人生も旅もトラブルの連続、だからこそ‘’今‘’を大切にしたい

うちは水買うほど金持ちなのか

私は水に拘りは持ち合わせていない

 昨日、どうにもこうにもブログのネタが思い浮かばず、過去のNHKのスペイン語のテキストをペラペラやっていたら、こんな短歌に遭遇した。それは、さいたま市桜区の石田恵子さんの作で、”「うちは水買うほど金持ちなのか」って夫が私のペットボトルに言った”と言う短歌だった。私には、テキストの広告のページに新聞の切り抜きを貼っておく習慣があって、この短歌もおそらく当時は胸に響くものがあったらしい。石田さんの夫君が奥さんにではなく、ペットボトルに文句を言ったというのがミソなのだろう。そうか、おそらく夫君はたかが水をお金を出して買うなんて、もったいないという価値観の持ち主なのだろう。夫婦であってもそれぞれ価値観が違うことはよくあることだ。

 私はと言えば、日本にいる限り、滅多にペットボトルの水は買わない。なぜかと言うと、水道水で十分間に合っているからで、それに水道水をそのまま飲むことは滅多にないからだ。家人が水割りに使う水は、前の晩夜寝る前に水道水を沸騰させて冷ましたものをペットボトルに入れて冷蔵庫で保管している。贅沢を言えば、キリがないが、今のところその方法で何の問題もない。それに、ペットボトルの水は重いし、たとえ宅配してもらったとしても、容器がごみになるのが嫌なのだ。なので、ごみのでない水道水で間に合わせている。

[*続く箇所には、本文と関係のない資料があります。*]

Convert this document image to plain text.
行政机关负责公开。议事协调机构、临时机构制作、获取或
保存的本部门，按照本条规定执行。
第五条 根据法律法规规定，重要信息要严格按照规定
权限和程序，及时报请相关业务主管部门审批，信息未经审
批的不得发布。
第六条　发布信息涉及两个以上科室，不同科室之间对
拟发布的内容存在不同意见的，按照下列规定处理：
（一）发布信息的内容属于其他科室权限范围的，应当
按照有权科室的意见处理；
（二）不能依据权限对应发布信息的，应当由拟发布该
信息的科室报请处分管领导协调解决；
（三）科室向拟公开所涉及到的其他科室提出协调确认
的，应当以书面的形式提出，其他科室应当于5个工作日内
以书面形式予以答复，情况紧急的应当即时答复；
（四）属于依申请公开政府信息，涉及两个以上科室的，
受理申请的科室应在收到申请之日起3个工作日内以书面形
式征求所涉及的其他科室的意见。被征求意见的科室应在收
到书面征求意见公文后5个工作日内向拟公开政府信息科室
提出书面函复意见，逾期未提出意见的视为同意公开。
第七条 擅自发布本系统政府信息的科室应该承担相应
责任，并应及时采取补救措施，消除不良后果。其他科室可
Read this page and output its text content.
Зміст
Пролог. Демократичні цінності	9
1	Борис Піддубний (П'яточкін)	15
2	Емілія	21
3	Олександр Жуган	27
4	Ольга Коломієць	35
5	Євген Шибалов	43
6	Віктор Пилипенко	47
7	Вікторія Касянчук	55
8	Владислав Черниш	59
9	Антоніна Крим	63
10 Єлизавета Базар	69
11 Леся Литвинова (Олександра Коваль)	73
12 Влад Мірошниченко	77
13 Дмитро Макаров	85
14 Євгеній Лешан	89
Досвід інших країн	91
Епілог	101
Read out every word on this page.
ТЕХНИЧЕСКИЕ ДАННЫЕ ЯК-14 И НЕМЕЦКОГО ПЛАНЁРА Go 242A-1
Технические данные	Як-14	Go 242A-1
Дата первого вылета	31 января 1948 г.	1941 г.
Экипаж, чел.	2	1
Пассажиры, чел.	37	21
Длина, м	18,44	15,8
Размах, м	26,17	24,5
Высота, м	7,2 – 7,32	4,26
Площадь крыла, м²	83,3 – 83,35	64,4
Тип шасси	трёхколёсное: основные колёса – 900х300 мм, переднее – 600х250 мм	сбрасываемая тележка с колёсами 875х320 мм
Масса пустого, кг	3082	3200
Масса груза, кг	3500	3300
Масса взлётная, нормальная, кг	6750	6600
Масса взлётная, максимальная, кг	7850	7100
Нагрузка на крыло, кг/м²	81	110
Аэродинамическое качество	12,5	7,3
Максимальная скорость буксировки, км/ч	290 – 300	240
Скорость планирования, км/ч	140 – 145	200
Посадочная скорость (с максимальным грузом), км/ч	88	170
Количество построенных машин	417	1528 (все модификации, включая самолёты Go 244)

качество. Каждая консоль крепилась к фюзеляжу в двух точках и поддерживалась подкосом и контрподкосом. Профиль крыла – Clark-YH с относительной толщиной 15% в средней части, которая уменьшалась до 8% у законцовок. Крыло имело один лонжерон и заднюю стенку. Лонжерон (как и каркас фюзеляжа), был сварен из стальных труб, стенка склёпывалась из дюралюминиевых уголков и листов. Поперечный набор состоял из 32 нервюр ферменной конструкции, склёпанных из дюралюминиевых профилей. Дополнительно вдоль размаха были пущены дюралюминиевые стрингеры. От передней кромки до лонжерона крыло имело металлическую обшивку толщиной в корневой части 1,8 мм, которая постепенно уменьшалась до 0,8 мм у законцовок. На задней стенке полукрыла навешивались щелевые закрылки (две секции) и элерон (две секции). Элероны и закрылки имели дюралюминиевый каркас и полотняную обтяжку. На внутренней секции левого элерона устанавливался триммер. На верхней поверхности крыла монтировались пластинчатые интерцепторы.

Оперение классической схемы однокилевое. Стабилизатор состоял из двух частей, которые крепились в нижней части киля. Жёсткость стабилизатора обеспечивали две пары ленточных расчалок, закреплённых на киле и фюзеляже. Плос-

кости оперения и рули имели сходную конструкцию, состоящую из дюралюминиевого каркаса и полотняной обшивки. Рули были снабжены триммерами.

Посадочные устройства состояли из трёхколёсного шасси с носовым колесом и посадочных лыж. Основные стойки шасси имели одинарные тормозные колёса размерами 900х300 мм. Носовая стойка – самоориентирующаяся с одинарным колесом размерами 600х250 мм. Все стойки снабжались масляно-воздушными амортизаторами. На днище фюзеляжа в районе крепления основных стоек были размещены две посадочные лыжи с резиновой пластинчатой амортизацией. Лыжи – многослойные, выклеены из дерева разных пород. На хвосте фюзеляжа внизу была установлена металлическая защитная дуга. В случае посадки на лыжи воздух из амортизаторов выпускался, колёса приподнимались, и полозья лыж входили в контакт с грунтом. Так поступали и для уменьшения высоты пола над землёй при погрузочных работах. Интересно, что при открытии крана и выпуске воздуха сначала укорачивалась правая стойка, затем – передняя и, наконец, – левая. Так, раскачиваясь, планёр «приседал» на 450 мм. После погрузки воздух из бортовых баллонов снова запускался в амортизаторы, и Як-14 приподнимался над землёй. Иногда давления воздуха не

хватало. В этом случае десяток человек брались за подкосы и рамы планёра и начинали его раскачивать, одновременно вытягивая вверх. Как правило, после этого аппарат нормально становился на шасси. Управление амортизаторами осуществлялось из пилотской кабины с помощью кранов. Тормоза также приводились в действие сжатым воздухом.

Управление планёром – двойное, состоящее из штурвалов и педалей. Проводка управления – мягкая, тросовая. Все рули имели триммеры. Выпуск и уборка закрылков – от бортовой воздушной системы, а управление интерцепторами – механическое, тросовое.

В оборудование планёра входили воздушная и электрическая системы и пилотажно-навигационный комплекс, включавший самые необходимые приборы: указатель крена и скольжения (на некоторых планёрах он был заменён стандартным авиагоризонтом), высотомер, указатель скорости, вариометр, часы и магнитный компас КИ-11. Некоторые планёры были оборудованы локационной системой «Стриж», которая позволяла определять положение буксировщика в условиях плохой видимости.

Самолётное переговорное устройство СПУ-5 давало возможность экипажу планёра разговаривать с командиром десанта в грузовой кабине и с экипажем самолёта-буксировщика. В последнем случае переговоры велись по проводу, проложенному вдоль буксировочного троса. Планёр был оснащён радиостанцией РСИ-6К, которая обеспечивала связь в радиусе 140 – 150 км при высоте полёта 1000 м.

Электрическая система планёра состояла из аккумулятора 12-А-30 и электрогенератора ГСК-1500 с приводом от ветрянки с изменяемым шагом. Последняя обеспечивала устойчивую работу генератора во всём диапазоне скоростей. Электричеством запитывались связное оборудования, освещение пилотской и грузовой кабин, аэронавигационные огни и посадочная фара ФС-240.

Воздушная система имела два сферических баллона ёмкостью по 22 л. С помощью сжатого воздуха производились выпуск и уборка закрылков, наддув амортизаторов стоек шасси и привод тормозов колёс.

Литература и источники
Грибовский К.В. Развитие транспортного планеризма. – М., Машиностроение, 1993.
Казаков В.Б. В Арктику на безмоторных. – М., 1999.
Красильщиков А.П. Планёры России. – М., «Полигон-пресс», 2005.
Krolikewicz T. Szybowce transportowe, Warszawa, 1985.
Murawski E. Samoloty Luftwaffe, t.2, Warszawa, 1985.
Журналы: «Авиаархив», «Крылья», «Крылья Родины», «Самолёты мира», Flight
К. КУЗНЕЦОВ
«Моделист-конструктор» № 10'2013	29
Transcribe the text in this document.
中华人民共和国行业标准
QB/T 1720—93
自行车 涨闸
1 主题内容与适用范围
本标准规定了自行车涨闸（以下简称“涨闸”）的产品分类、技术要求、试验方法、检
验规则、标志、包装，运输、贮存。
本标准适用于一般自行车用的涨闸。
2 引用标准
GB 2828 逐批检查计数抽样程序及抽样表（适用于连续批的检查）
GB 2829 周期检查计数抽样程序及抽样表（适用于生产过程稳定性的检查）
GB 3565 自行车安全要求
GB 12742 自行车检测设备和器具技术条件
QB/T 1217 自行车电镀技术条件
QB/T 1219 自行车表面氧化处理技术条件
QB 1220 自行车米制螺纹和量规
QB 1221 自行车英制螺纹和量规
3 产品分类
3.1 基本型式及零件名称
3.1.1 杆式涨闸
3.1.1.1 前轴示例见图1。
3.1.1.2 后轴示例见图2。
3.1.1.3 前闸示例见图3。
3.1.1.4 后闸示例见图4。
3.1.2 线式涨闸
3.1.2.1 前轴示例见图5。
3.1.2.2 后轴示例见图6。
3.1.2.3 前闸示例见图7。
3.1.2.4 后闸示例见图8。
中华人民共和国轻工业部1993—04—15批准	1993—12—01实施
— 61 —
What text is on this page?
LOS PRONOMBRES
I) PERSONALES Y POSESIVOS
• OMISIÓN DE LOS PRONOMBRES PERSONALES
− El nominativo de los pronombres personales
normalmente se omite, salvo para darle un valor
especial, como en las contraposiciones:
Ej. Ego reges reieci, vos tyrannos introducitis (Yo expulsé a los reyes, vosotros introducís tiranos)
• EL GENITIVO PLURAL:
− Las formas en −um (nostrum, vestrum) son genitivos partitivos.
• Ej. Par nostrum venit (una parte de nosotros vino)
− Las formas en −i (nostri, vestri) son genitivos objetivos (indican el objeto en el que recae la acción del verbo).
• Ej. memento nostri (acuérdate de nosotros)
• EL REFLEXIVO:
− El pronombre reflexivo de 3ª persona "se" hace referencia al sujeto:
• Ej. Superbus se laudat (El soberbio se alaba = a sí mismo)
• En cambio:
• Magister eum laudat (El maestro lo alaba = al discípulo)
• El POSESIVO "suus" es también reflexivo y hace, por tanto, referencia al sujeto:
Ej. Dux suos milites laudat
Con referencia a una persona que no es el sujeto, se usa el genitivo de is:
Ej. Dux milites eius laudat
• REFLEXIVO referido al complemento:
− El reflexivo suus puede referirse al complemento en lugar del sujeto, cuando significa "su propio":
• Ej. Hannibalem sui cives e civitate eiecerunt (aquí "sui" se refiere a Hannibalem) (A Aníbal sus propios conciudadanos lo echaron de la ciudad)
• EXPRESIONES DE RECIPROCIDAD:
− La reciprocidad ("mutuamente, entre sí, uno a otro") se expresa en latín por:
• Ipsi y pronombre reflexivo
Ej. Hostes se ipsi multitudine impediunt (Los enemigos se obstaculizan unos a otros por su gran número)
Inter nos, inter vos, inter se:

 そんな私だが、海外旅行に行くと、郷に入らば郷に従えとばかりに、水のことが気になってしょうがない。1リットル、いやそんなものでは間に合わない、2リットルの大型ボトルを買い込まないと、落ち着いてはいられない。要するに、外国では水道水が飲めないので、ホテルの部屋の水道の蛇口はあってないようなもので、いざという時に頼れない。もしも、夜中に喉がかれるほどの渇きに襲われたら、どうしようなどと怖ろしい想像をすると、ペットボトルはお守りのようなもので、切らすことはできない。それに、私はいつもホテルの部屋で自炊をするので、お米を炊くときに水が必要になる。なぜ、自炊をするのかと言うと、それは外に行ってもロクなものが食べられないからで、それならホテルの部屋でご飯を食べた方がましだと思ったからだ。パリは大好きな街だが、食べ物は最低最悪で、店で売っているパンにはもう飽き飽きしているからそれはそれで構わない。決して節約のためではなく、それを証拠に、昔訪れたベルリンでは、全て外食で済ませたが、何の問題もなかった。だが、そのベルリンも、時が経つにつれて、変わっていった。再開発の波は自由な雰囲気のベルリンにも容赦なく押し寄せ、私のお気に入りの店をすべて消し去ってしまった。

 外国の水道水は飲めないとばかり思っていたが、ある日ガイドブックを読んでいたら、何とウィーンの水道水は飲めるのだとわかった。15年前に行った時はもちろんスーパーでミネラルウォーターを買ったが、2年前に訪れたときは、試しに水道水を飲んでみることにした。もちろん、そのままではなく、ホテルの部屋に置いてあるケトルで煮沸して、冷ましたものを飲んだ。恐る恐る飲んでみたものの、まあ飲めることは飲めるが、やはり違和感があった。それでも、毎日のようにあの重いペットボトルを買いだしに行かなくてもいいのだから、楽ができたのだ。その後、列車でポーランドに行ったが、そこではまたペットボトルの水に逆戻りで、まあいつもの流儀に戻っただけなのだが。滞在先のホテルによっては、ロビーにウォーターサーバーが置いてあるところがあって、あのサービスには大いに感激した。水道水が飲めないということは、私にとっては死活問題で、いつも水の調達に躍起になっている。